自動運転、コネクテッドカー、進化型HMI――カーエレがクルマを革新する:オートモーティブワールド2015 基調講演リポート(3/3 ページ)
「オートモーティブワールド2015」基調講演にVolkswagenの電子・電装開発部門 専務を務めるVolkmar Tanneberge氏登壇。同氏は「オートモーティブエレクトロニクスの革新」をテーマに同社のカーエレクトロニクスに関する技術開発への取り組みを紹介した。
次世代インタフェースを具現化した「Golf R Touch」
Tanneberger氏が紹介した3つ目のテーマがHMI(ヒューマンマシンインタフェース)だ。運転支援システムや車載テレマティクスサービスの発展に伴い、ドライバーが操作する機能も増加傾向にある。同氏は「機能やサービスが増える中、自動車メーカーはドライバーの操作負荷を軽減する新たなHMIを開発していく必要がある」と主張し、フォルクスワーゲンが提案する新たなHMIとして、消費者向けエレクトロニクスの総合展示会「2015 International CES」(2015年1月6〜9日、米国ネバダ州ラスベガス)で発表した「Golf R Touch」を紹介した。
Golf R Touchのインパネ部分のタッチパネルはスマートフォンやタブレット端末のように操作することが可能で、画面上から空調などのさまざまな機能をコントロールできる。タッチパネルの下部には「マルチタッチスライダー」が設置されており、触れている指の本数を認識して音量や照明などを個別に制御できる。また、スイッチ類に手を近付けると自動的にシンボルマークが点灯する機能も備えルなど、ドライバーの操作性に着目したさまざまな機能が盛り込まれた。
さらにTanneberger氏は、将来的にはジェスチャーコントロール機能を搭載する方針を示した。ルーフコンソール内に設置された3Dカメラで乗員のジェスチャーを認識してコマンドに変換することで、手を振るとサンルーフが自動的に開閉するといったさまざま操作が行えるようになるという。
高精度なデジタルマップの実現がモビリティ社会を革新する
Tanneberger氏が4つ目のテーマとして語ったのが「ビッグデータ」だ。

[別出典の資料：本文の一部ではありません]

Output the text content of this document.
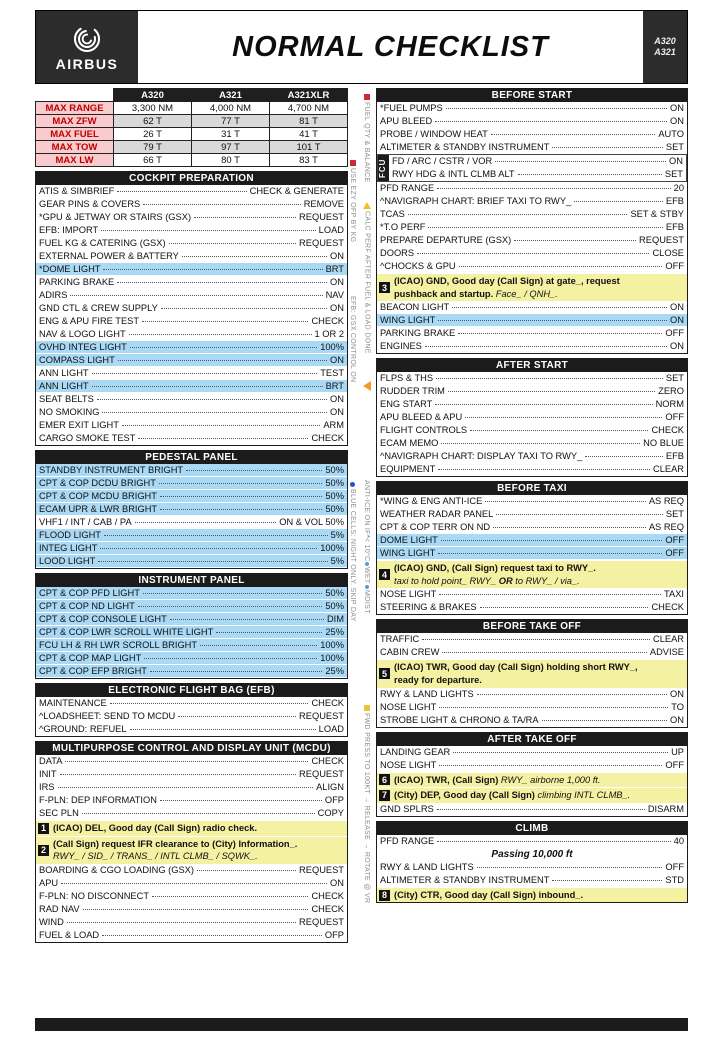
AIRBUS
NORMAL CHECKLIST	A320
A321
	A320	A321	A321XLR
MAX RANGE	3,300 NM	4,000 NM	4,700 NM
MAX ZFW	62 T	77 T	81 T
MAX FUEL	26 T	31 T	41 T
MAX TOW	79 T	97 T	101 T
MAX LW	66 T	80 T	83 T
COCKPIT PREPARATION
ATIS & SIMBRIEF	CHECK & GENERATE
GEAR PINS & COVERS	REMOVE
*GPU & JETWAY OR STAIRS (GSX)	REQUEST
EFB: IMPORT	LOAD
FUEL KG & CATERING (GSX)	REQUEST
EXTERNAL POWER & BATTERY	ON
*DOME LIGHT	BRT
PARKING BRAKE	ON
ADIRS	NAV
GND CTL & CREW SUPPLY	ON
ENG & APU FIRE TEST	CHECK
NAV & LOGO LIGHT	1 OR 2
OVHD INTEG LIGHT	100%
COMPASS LIGHT	ON
ANN LIGHT	TEST
ANN LIGHT	BRT
SEAT BELTS	ON
NO SMOKING	ON
EMER EXIT LIGHT	ARM
CARGO SMOKE TEST	CHECK
PEDESTAL PANEL
STANDBY INSTRUMENT BRIGHT	50%
CPT & COP DCDU BRIGHT	50%
CPT & COP MCDU BRIGHT	50%
ECAM UPR & LWR BRIGHT	50%
VHF1 / INT / CAB / PA	ON & VOL 50%
FLOOD LIGHT	5%
INTEG LIGHT	100%
LOOD LIGHT	5%
INSTRUMENT PANEL
CPT & COP PFD LIGHT	50%
CPT & COP ND LIGHT	50%
CPT & COP CONSOLE LIGHT	DIM
CPT & COP LWR SCROLL WHITE LIGHT	25%
FCU LH & RH LWR SCROLL BRIGHT	100%
CPT & COP MAP LIGHT	100%
CPT & COP EFP BRIGHT	25%
ELECTRONIC FLIGHT BAG (EFB)
MAINTENANCE	CHECK
^LOADSHEET: SEND TO MCDU	REQUEST
^GROUND: REFUEL	LOAD
MULTIPURPOSE CONTROL AND DISPLAY UNIT (MCDU)
DATA	CHECK
INIT	REQUEST
IRS	ALIGN
F-PLN: DEP INFORMATION	OFP
SEC PLN	COPY
1 (ICAO) DEL, Good day (Call Sign) radio check.
2
(Call Sign) request IFR clearance to (City) Information_.
RWY_ / SID_ / TRANS_ / INTL CLMB_ / SQWK_.
BOARDING & CGO LOADING (GSX)	REQUEST
APU	ON
F-PLN: NO DISCONNECT	CHECK
RAD NAV	CHECK
WIND	REQUEST
FUEL & LOAD	OFP
BEFORE START
*FUEL PUMPS	ON
APU BLEED	ON
PROBE / WINDOW HEAT	AUTO
ALTIMETER & STANDBY INSTRUMENT	SET
FCU FD / ARC / CSTR / VOR	ON
RWY HDG & INTL CLMB ALT	SET
PFD RANGE	20
^NAVIGRAPH CHART: BRIEF TAXI TO RWY_	EFB
TCAS	SET & STBY
*T.O PERF	EFB
PREPARE DEPARTURE (GSX)	REQUEST
DOORS	CLOSE
^CHOCKS & GPU	OFF
3
(ICAO) GND, Good day (Call Sign) at gate_, request
pushback and startup. Face_ / QNH_.
BEACON LIGHT	ON
WING LIGHT	ON
PARKING BRAKE	OFF
ENGINES	ON
AFTER START
FLPS & THS	SET
RUDDER TRIM	ZERO
ENG START	NORM
APU BLEED & APU	OFF
FLIGHT CONTROLS	CHECK
ECAM MEMO	NO BLUE
^NAVIGRAPH CHART: DISPLAY TAXI TO RWY_	EFB
EQUIPMENT	CLEAR
BEFORE TAXI
*WING & ENG ANTI-ICE	AS REQ
WEATHER RADAR PANEL	SET
CPT & COP TERR ON ND	AS REQ
DOME LIGHT	OFF
WING LIGHT	OFF
4
(ICAO) GND, (Call Sign) request taxi to RWY_.
taxi to hold point_ RWY_ OR to RWY_ / via_.
NOSE LIGHT	TAXI
STEERING & BRAKES	CHECK
BEFORE TAKE OFF
TRAFFIC	CLEAR
CABIN CREW	ADVISE
5
(ICAO) TWR, Good day (Call Sign) holding short RWY_,
ready for departure.
RWY & LAND LIGHTS	ON
NOSE LIGHT	TO
STROBE LIGHT & CHRONO & TA/RA	ON
AFTER TAKE OFF
LANDING GEAR	UP
NOSE LIGHT	OFF
6 (ICAO) TWR, (Call Sign) RWY_ airborne 1,000 ft.
7 (City) DEP, Good day (Call Sign) climbing INTL CLMB_.
GND SPLRS	DISARM
CLIMB
PFD RANGE	40
Passing 10,000 ft
RWY & LAND LIGHTS	OFF
ALTIMETER & STANDBY INSTRUMENT	STD
8 (City) CTR, Good day (Call Sign) inbound_.
FUEL QTY & BALANCE
CALC PERF AFTER FUEL & LOAD DONE
USE EZY OFP BY KG
EFB: GSX CONTROL ON
ANTI-ICE ON IF
*
< 10°C
WET
MOIST
BLUE CELLS: NIGHT ONLY. SKIP DAY
FWD PRESS TO 100KT → RELEASE → ROTATE @ VR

さまざまなセンシング技術の搭載、さらにインターネットとの接続によって自動車からさまざまな種類のデータを収集することが可能になりつつある。Tanneberger氏は、自動車から収集したデータの活用方法として「高精度なリアルタイムデジタルマップの生成」が重要になると主張した。
「さまざまなデータを集約した高精度なデジタルマップが全ての自動車に提供されるようになれば、部分的な自動運転や全自動の駐車機能といった新しい機能の実現が可能になる。天候や道路状況だけでなく、ある道路の一部にダメージがあるという情報があれば、自動車の自動運転機能が先取りで対応するといったことも可能になる。リアルタイムデジタルマップと運転支援システム、さらにオンラインサービスの融合は私たちのモビリティ社会を革命的に変えていくだろう」(Tanneberger氏)。